Like all rodents, rats and mice have prodigious incisal power. They can gnaw their way through just about anything, including brick, wood and lead. Unspecialized, omnivorous, they can adapt to almost any climate and resourcefully avail themselves to whatever they find at hand. The most prolific of any mammal, they persist, by sheer numbers, against the onslaught of their raptorial, mammalian and reptilian predators and the relentless persecutions of humankind. Curious, sociable, agile; endowed with an excellent sense of smell, fine-tuned hearing and taste-buds as sensitive as ours, mice and rats are portrayed in folklore and popular culture as heroes, helpers and even 5-star restaurant chefs. Gnawing through a net to free a trapped lion, dropping down a drain to retrieve a wedding ring, sewing intricate buttonholes a tailors hand can no longer manage, mice are suggestive of the small, invisible, intricate workings of the unconscious to overcome obstacles, even without our conscious participation. So, also, the rat companion and "vehicle" of the Hindu deity Ganesha chisels the knots that tie us up and gains entry to the bolted treasures of the psyche. As emblems of fertility, both mice and rats - especially white ones - can signify wealth, good luck and abundance, as in The Chinese Year of the Rat.
On the other hand, as secretive creatures active after dark, rats and mice are inevitably associated with subversive occult forces and devouring influx. Notorious as hosts of the fleas that spread Bubonic Plague to millions of people in the Middle Ages (and also killed millions of rats), they are mythic harbingers of scourge. Rats leaving a sinking ship, or mice scurrying from a house are familiar omens of imminent misfortune. Paradoxically, troops of mice and rats are often depicted in folktales as vehicles of a just vengeance, the executioners of those who escaped rightful punishment, especially for crimes against the poor and hungry.

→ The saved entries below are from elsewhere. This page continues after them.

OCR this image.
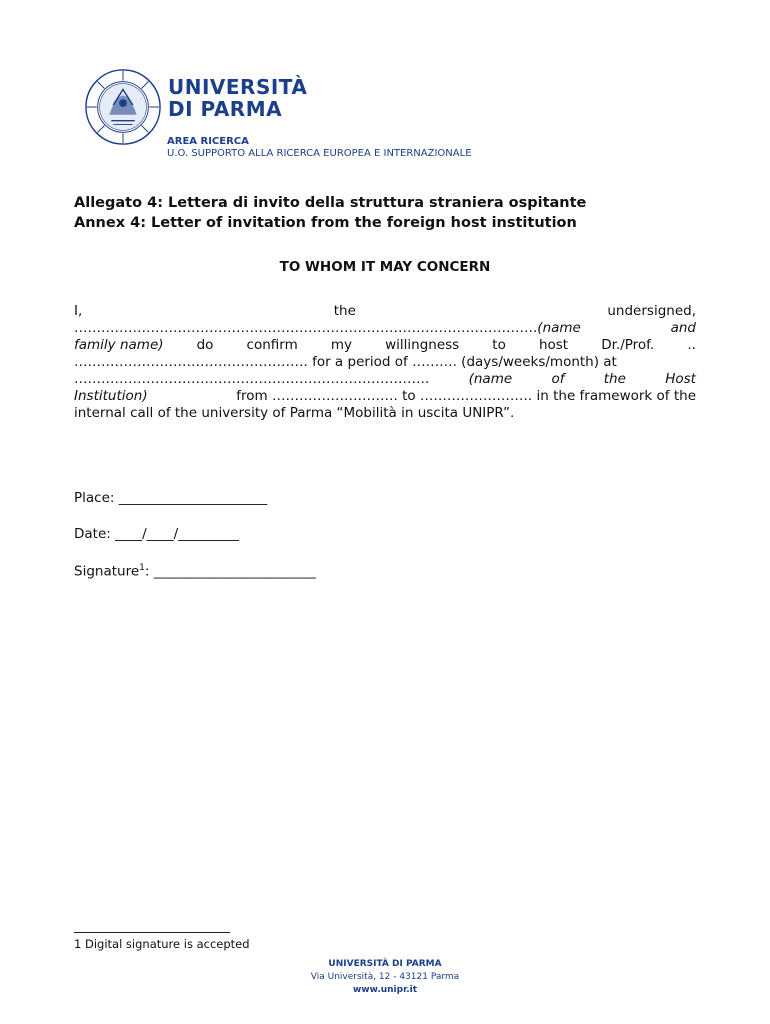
UNIVERSITÀ
DI PARMA
AREA RICERCA
U.O. SUPPORTO ALLA RICERCA EUROPEA E INTERNAZIONALE
Allegato 4: Lettera di invito della struttura straniera ospitante
Annex 4: Letter of invitation from the foreign host institution
TO WHOM IT MAY CONCERN
I,	the	undersigned,
………………………………………………………………………………………….(name	and
family name) do confirm my willingness to host Dr./Prof. ..
……………………………………………. for a period of ………. (days/weeks/month) at
…………………………………………………………………….	(name	of	the	Host
Institution)	from ………………………. to ……………………. in the framework of the
internal call of the university of Parma “Mobilità in uscita UNIPR”.
Place: ______________________
Date: ____/____/_________
Signature$^1$: ________________________
1 Digital signature is accepted
UNIVERSITÀ DI PARMA
Via Università, 12 - 43121 Parma
www.unipr.it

There is a rat or mouse element within many of us: a small, feral, chthonic aspect of ourselves reprehensible in the eyes of the collective. It is tempting to relegate this "rat" to the furtive edges of consciousness, where it will remain all but invisible. But if we are willing to engage it, to give it a respectful space within which to reveal itself, its energy can become an invaluable ally. Oracular, with its ears close to the (under) ground, it can warn us of the dark patches, and mediate our way through them. It will teach us a kind of psychic street smarts, instill a scrappy determination to survive and, ultimately, reveal itself as the deity in disguise.